The organization's plan was to get Toivonen significant AHL action. But on Nov. 11, during the third period of a game against the Worcester Sharks at the DCU Center, Toivonen's left skate caught a rut next to the post, causing him to sprain his ankle.
"It was disappointing to get hurt," said Toivonen, whose 2005-06 season was cut short by a right ankle sprain. "Fortunately it wasn't that bad. I was a little scared in the beginning when it actually happened. It could have been worse. Fortunately that wasn't the case."
Toivonen didn't play any of the three games the following weekend. But the 22-year-old returned to the crease this past weekend, recording three losses. The results weren't there (1-4-0, 3.33 goals-against average, .875 save percentage), but Toivonen said he feels better now than when he first went to Providence.
"I know myself better as a person and as a goaltender than I did a couple weeks ago," Toivonen said. "I think it made me stronger as a person and a goaltender."
That's because for once in his career, instead of seeing himself as a future star, Toivonen recognized that he was nowhere close to being a game-saving goalie. The Bruins don't know whether the AHL tuneup was the breather the Finnish netminder needed -- Thomas will start tonight against the Leafs, although Lewis said he'd like to play Toivonen sooner rather than later -- but one thing that club officials like is the attitude Toivonen took with him to Providence.
From every report, he didn't pout. He didn't snap his sticks in frustration. He didn't go the woe-is-me approach of a goalie playing behind a defense still learning its system.
"My skills are there," Toivonen said. "I know that I'm a [darn] good goalie."
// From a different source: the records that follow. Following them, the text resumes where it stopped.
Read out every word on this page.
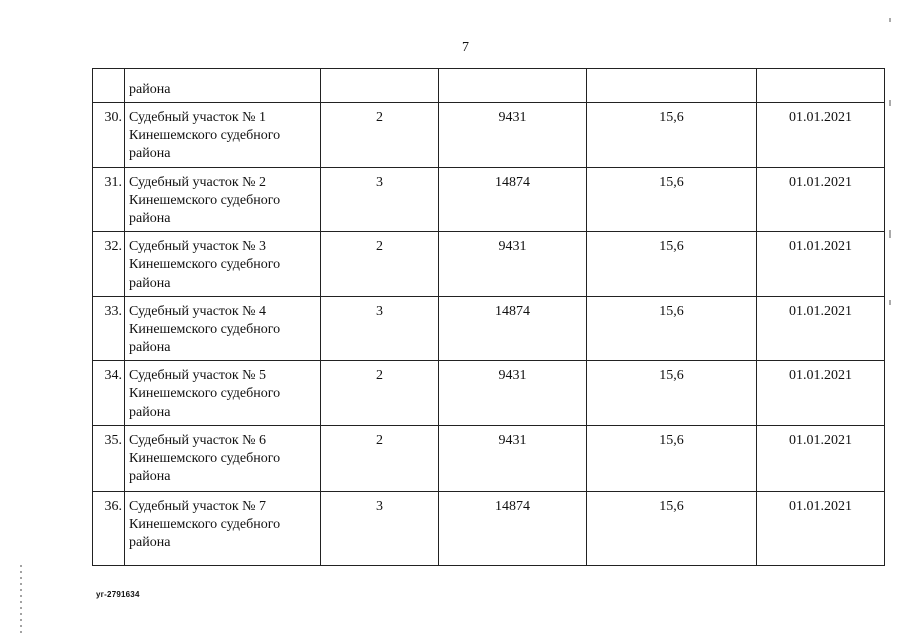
7
	района				
30.	Судебный участок № 1 Кинешемского судебного района	2	9431	15,6	01.01.2021
31.	Судебный участок № 2 Кинешемского судебного района	3	14874	15,6	01.01.2021
32.	Судебный участок № 3 Кинешемского судебного района	2	9431	15,6	01.01.2021
33.	Судебный участок № 4 Кинешемского судебного района	3	14874	15,6	01.01.2021
34.	Судебный участок № 5 Кинешемского судебного района	2	9431	15,6	01.01.2021
35.	Судебный участок № 6 Кинешемского судебного района	2	9431	15,6	01.01.2021
36.	Судебный участок № 7 Кинешемского судебного района	3	14874	15,6	01.01.2021
уг-2791634
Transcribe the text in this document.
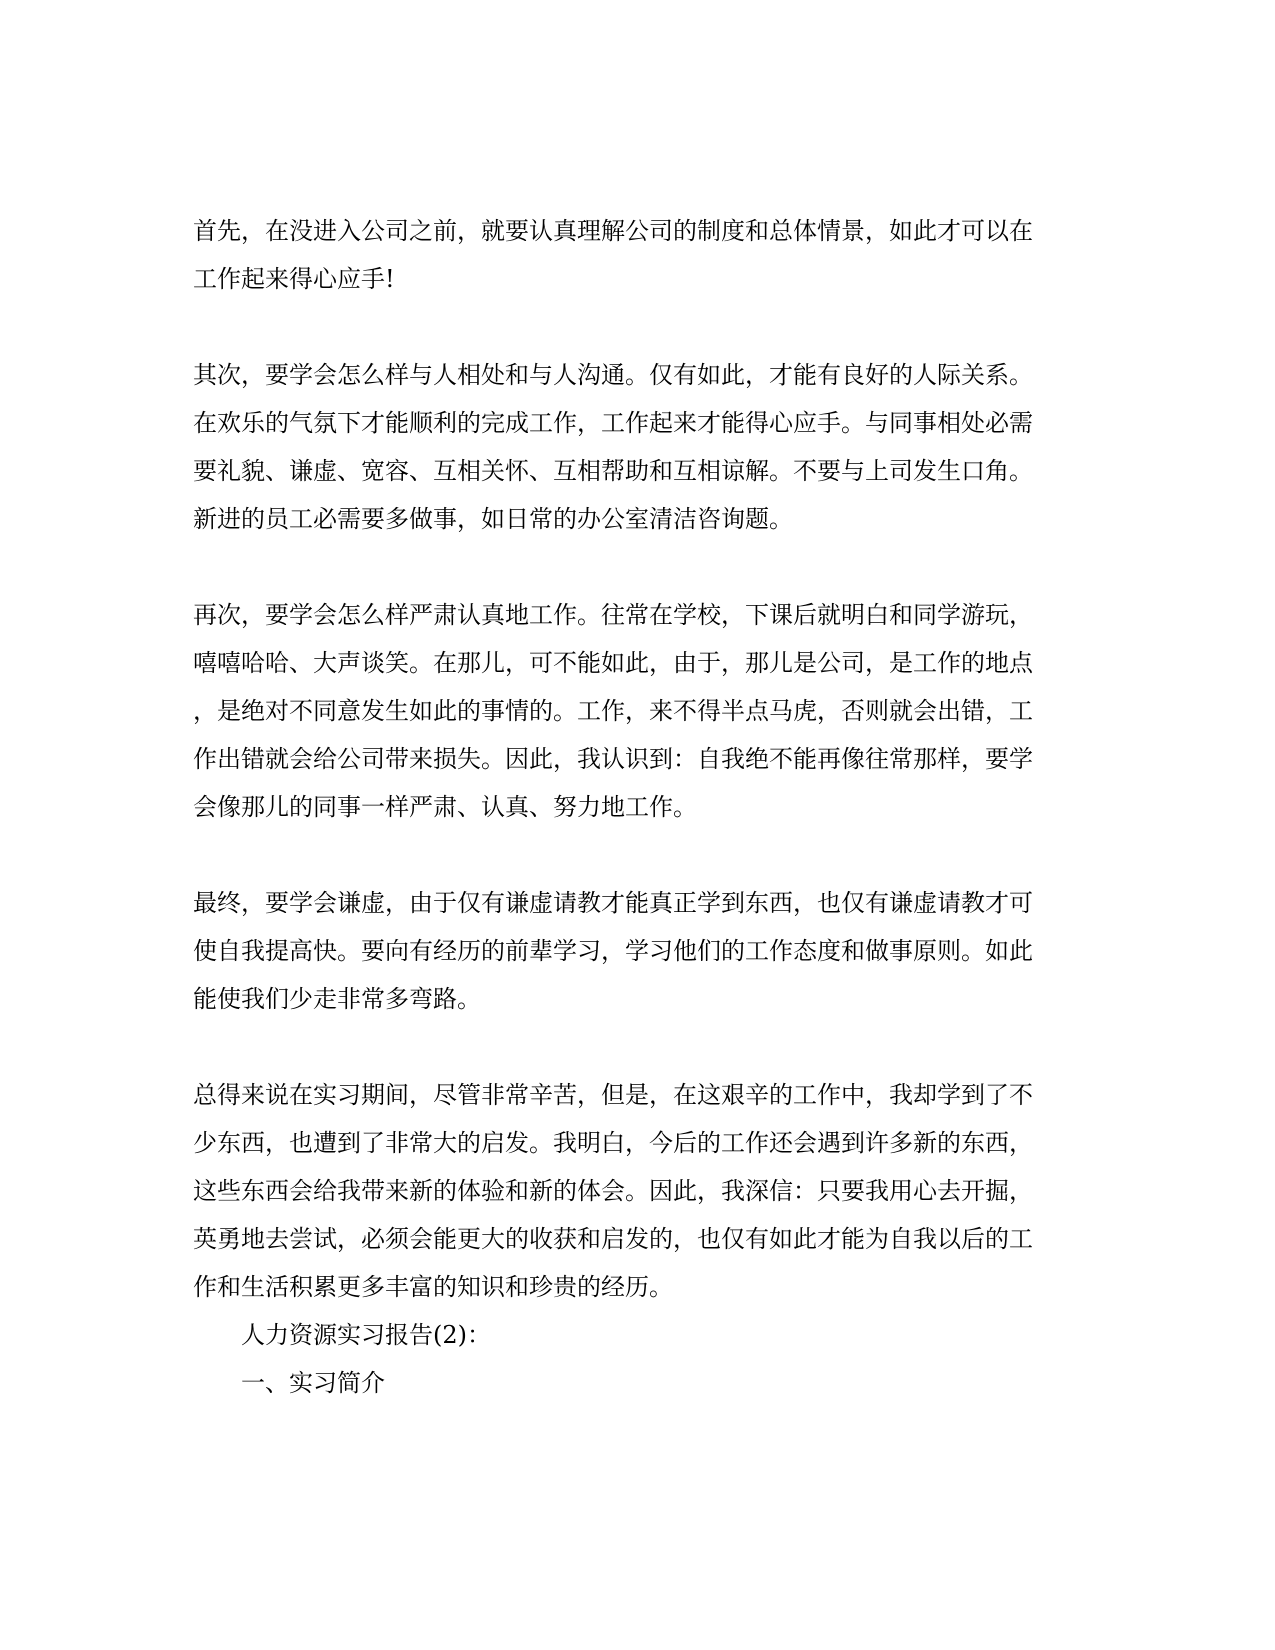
首先，在没进入公司之前，就要认真理解公司的制度和总体情景，如此才可以在
工作起来得心应手!

其次，要学会怎么样与人相处和与人沟通。仅有如此，才能有良好的人际关系。
在欢乐的气氛下才能顺利的完成工作，工作起来才能得心应手。与同事相处必需
要礼貌、谦虚、宽容、互相关怀、互相帮助和互相谅解。不要与上司发生口角。
新进的员工必需要多做事，如日常的办公室清洁咨询题。

再次，要学会怎么样严肃认真地工作。往常在学校，下课后就明白和同学游玩，
嘻嘻哈哈、大声谈笑。在那儿，可不能如此，由于，那儿是公司，是工作的地点
，是绝对不同意发生如此的事情的。工作，来不得半点马虎，否则就会出错，工
作出错就会给公司带来损失。因此，我认识到：自我绝不能再像往常那样，要学
会像那儿的同事一样严肃、认真、努力地工作。

最终，要学会谦虚，由于仅有谦虚请教才能真正学到东西，也仅有谦虚请教才可
使自我提高快。要向有经历的前辈学习，学习他们的工作态度和做事原则。如此
能使我们少走非常多弯路。

总得来说在实习期间，尽管非常辛苦，但是，在这艰辛的工作中，我却学到了不
少东西，也遭到了非常大的启发。我明白，今后的工作还会遇到许多新的东西，
这些东西会给我带来新的体验和新的体会。因此，我深信：只要我用心去开掘，
英勇地去尝试，必须会能更大的收获和启发的，也仅有如此才能为自我以后的工
作和生活积累更多丰富的知识和珍贵的经历。

人力资源实习报告(2)：

一、实习简介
The Bruins are down to six healthy defensemen, as they waived Nathan Dempsey yesterday and Lewis announced that Jason York has a lower-body injury and will not play tonight. If Dempsey clears waivers by today's noon deadline, he will most likely be assigned to Providence. Lewis said York's injury is not related to his right knee, which was recently repaired via arthroscopic surgery . . . Toronto agitator Darcy Tucker said, if necessary, he's ready for a rematch tonight against Paul Mara, who landed several punches during a first-period fight Saturday. Mara gave the green light, too. "If he's looking for trouble," said Mara. "What happens, happens. We'll see." Mara didn't buy Tucker's statement that he was weary at the end of a long shift. "It's part of the game," Mara said. "There has to a sense of accountability out there. He hit [Zdeno Chara] and [Marc] Savard. It doesn't matter if you're Darcy Tucker or Jaromir Jagr." . . . Goalie Brian Finley, who injured his groin last week against the Penguins, skated toward the end of practice. Finley didn't push himself. He hopes to return in a week. Finley said an MRI didn't show any damage . . . The Bruins are participating in a toys for kids benefit, with each player donating at least $200. The cash was being collected by fashion maven P.J. Axelsson, who was referred to as a supermodel, Zoolander, and a less favorable description on a board in the club's dressing room.